Projects that fail to achieve a customer’s expectations do so because those expectations were either not validated or were not shared between all parties involved. When expectations are set (typically in a statement of work), communicated (periodic reports), and then reset if necessary (change orders), then the customer is much happier with the project results.
Here are a few lessons I have learned over the years. While they have general applicability to major projects, in general, they are especially true of identity-related projects.
1) Projects MUST be implemented in bite-sized chunks.
Identity projects are enterprise-wide projects; you should create an project roadmap that consists of multiple “mini” projects that can demonstrate an immediate ROI. The joke is, “How do you eat an elephant? One bite at a time.” To achieve success with identity projects, you should implement them one bite at a time and have demonstrable/measurable success after each bite.
2) The devil is in the data.
Using development/test data that is not representative of production data will kill you in the end and cause undue rework when going into production. Use data that is as close to production as possible.
3) Start with an analysis phase BEFORE scoping the entire project.
I HIGHLY recommend that the first project you undertake is an analysis. That will define the scope for which you can then get a better idea of how to divvy up the project into multiple bite-size chunks and then determine how much — and how long — each chunk will take. This allows you to effectively budget both time and money for the project(s).
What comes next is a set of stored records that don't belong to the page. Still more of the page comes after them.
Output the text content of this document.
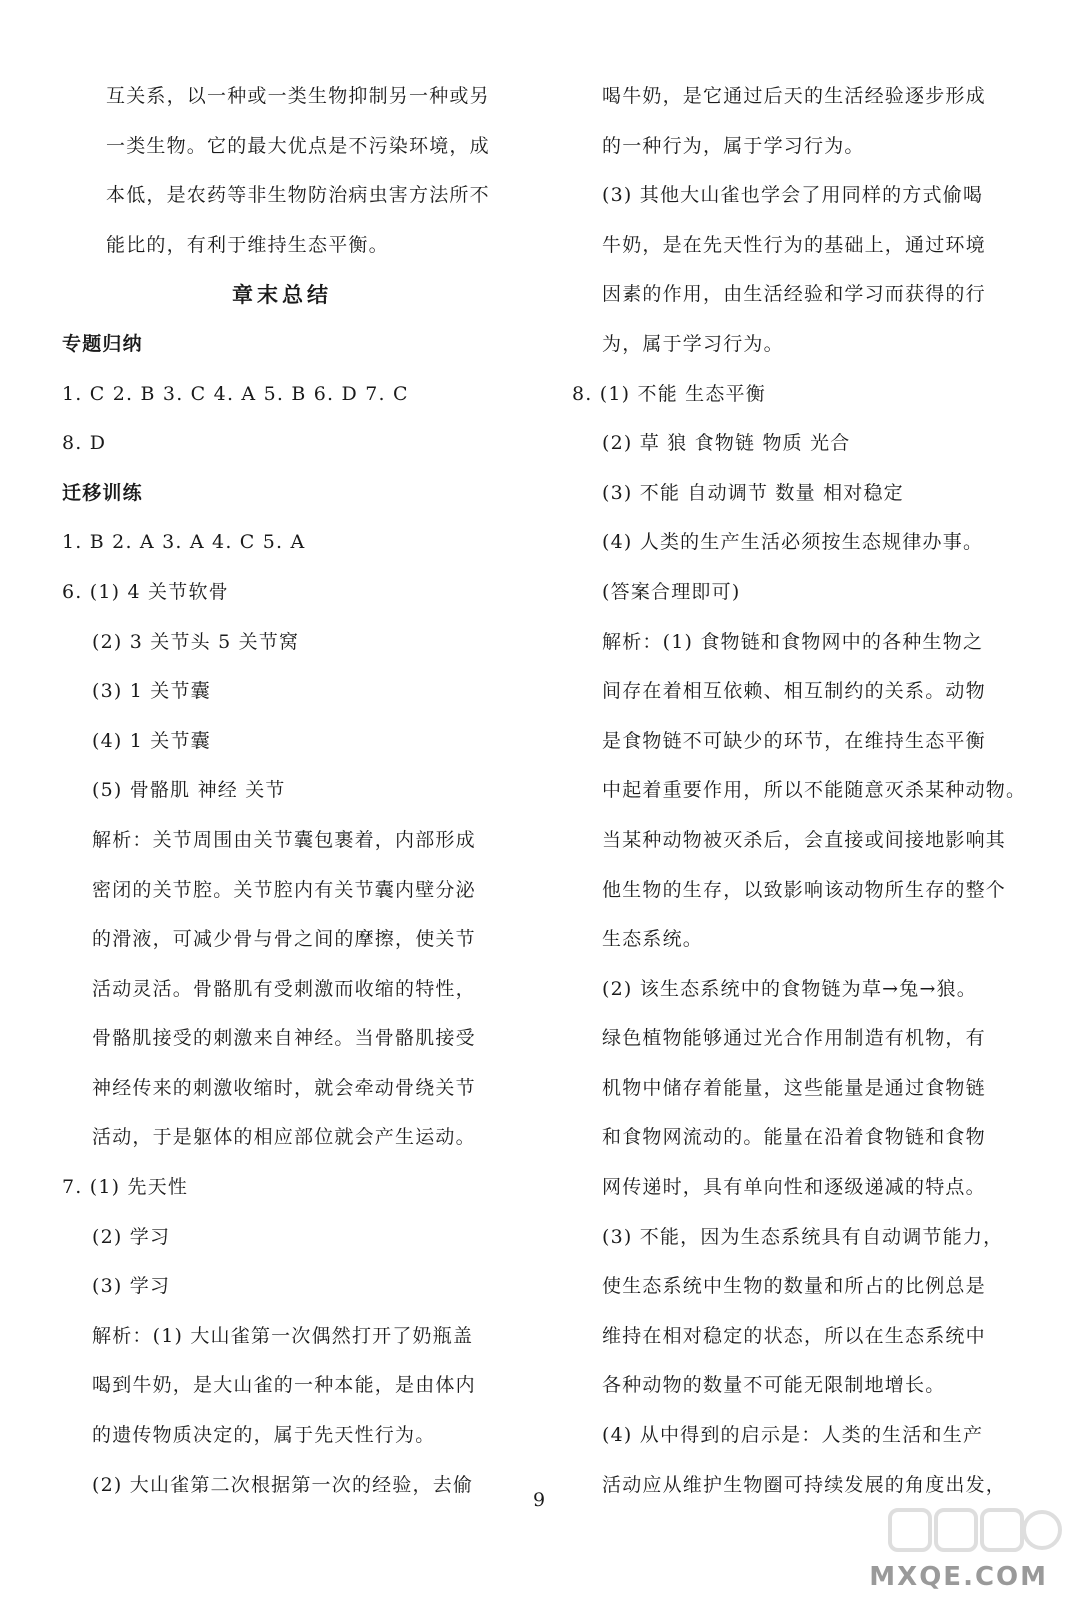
互关系，以一种或一类生物抑制另一种或另
一类生物。它的最大优点是不污染环境，成
本低，是农药等非生物防治病虫害方法所不
能比的，有利于维持生态平衡。
章末总结
专题归纳
1. C 2. B 3. C 4. A 5. B 6. D 7. C
8. D
迁移训练
1. B 2. A 3. A 4. C 5. A
6. (1) 4 关节软骨
(2) 3 关节头 5 关节窝
(3) 1 关节囊
(4) 1 关节囊
(5) 骨骼肌 神经 关节
解析：关节周围由关节囊包裹着，内部形成
密闭的关节腔。关节腔内有关节囊内壁分泌
的滑液，可减少骨与骨之间的摩擦，使关节
活动灵活。骨骼肌有受刺激而收缩的特性，
骨骼肌接受的刺激来自神经。当骨骼肌接受
神经传来的刺激收缩时，就会牵动骨绕关节
活动，于是躯体的相应部位就会产生运动。
7. (1) 先天性
(2) 学习
(3) 学习
解析：(1) 大山雀第一次偶然打开了奶瓶盖
喝到牛奶，是大山雀的一种本能，是由体内
的遗传物质决定的，属于先天性行为。
(2) 大山雀第二次根据第一次的经验，去偷
喝牛奶，是它通过后天的生活经验逐步形成
的一种行为，属于学习行为。
(3) 其他大山雀也学会了用同样的方式偷喝
牛奶，是在先天性行为的基础上，通过环境
因素的作用，由生活经验和学习而获得的行
为，属于学习行为。
8. (1) 不能 生态平衡
(2) 草 狼 食物链 物质 光合
(3) 不能 自动调节 数量 相对稳定
(4) 人类的生产生活必须按生态规律办事。
(答案合理即可)
解析：(1) 食物链和食物网中的各种生物之
间存在着相互依赖、相互制约的关系。动物
是食物链不可缺少的环节，在维持生态平衡
中起着重要作用，所以不能随意灭杀某种动物。
当某种动物被灭杀后，会直接或间接地影响其
他生物的生存，以致影响该动物所生存的整个
生态系统。
(2) 该生态系统中的食物链为草→兔→狼。
绿色植物能够通过光合作用制造有机物，有
机物中储存着能量，这些能量是通过食物链
和食物网流动的。能量在沿着食物链和食物
网传递时，具有单向性和逐级递减的特点。
(3) 不能，因为生态系统具有自动调节能力，
使生态系统中生物的数量和所占的比例总是
维持在相对稳定的状态，所以在生态系统中
各种动物的数量不可能无限制地增长。
(4) 从中得到的启示是：人类的生活和生产
活动应从维护生物圈可持续发展的角度出发，
9
MXQE.COM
Note: If a vendor gives you a price for an identity implementation without this, then run the other way. They are trying to simply get their foot in the door without first understanding your environment. If they say that the analysis phase is part of the project pricing, then get ready for an extensive barrage of change orders to the project.
4) Get everyone involved.
Keep in mind that these are enterprise-wide projects that affect multiple business units within your company. The project team should contain representatives from each organization that is being “touched” by the solution. This includes HR, IT, Help Desk, Training and above all, upper-level management (C-level).
(The following items apply if you are using external resources for project implementation.)
5) Find someone who has “been there and done that”.
Ask for references and follow up on them. More and more companies say that they can implement identity-related projects just because they have taken the latest course from the vendor. This is not enough. If training alone could give you the skills to implement the product, then you would have done the project yourself. You need to find someone who knows where the pitfalls are before you hit them.
6) Let the experts lead.
Don’t try to manage an Identity Management project unless you have done so before – and more than once. I have been involved with customers who have great project managers that have no experience with identity projects, yet they want to take ownership of the project and manage the resources. This is a recipe for disaster. Let the people who have done the implementation lead the project and allow your project manager to gain the knowledge for future phases.
7) Help build the car, don’t just take the keys.
Training takes place before, after and during the project. Don’t expect to simply take “the keys” from the vendor once the project has been completed. You need to have resources actively involved throughout the project in order to take ownership. Otherwise you not be able to support the product — or make changes to it — without assistance from the vendor. Ensure that you have your own team members actively engaged in the project – side by side with the external team. To do this, you have to ensure that they are not distracted by other work-related tasks.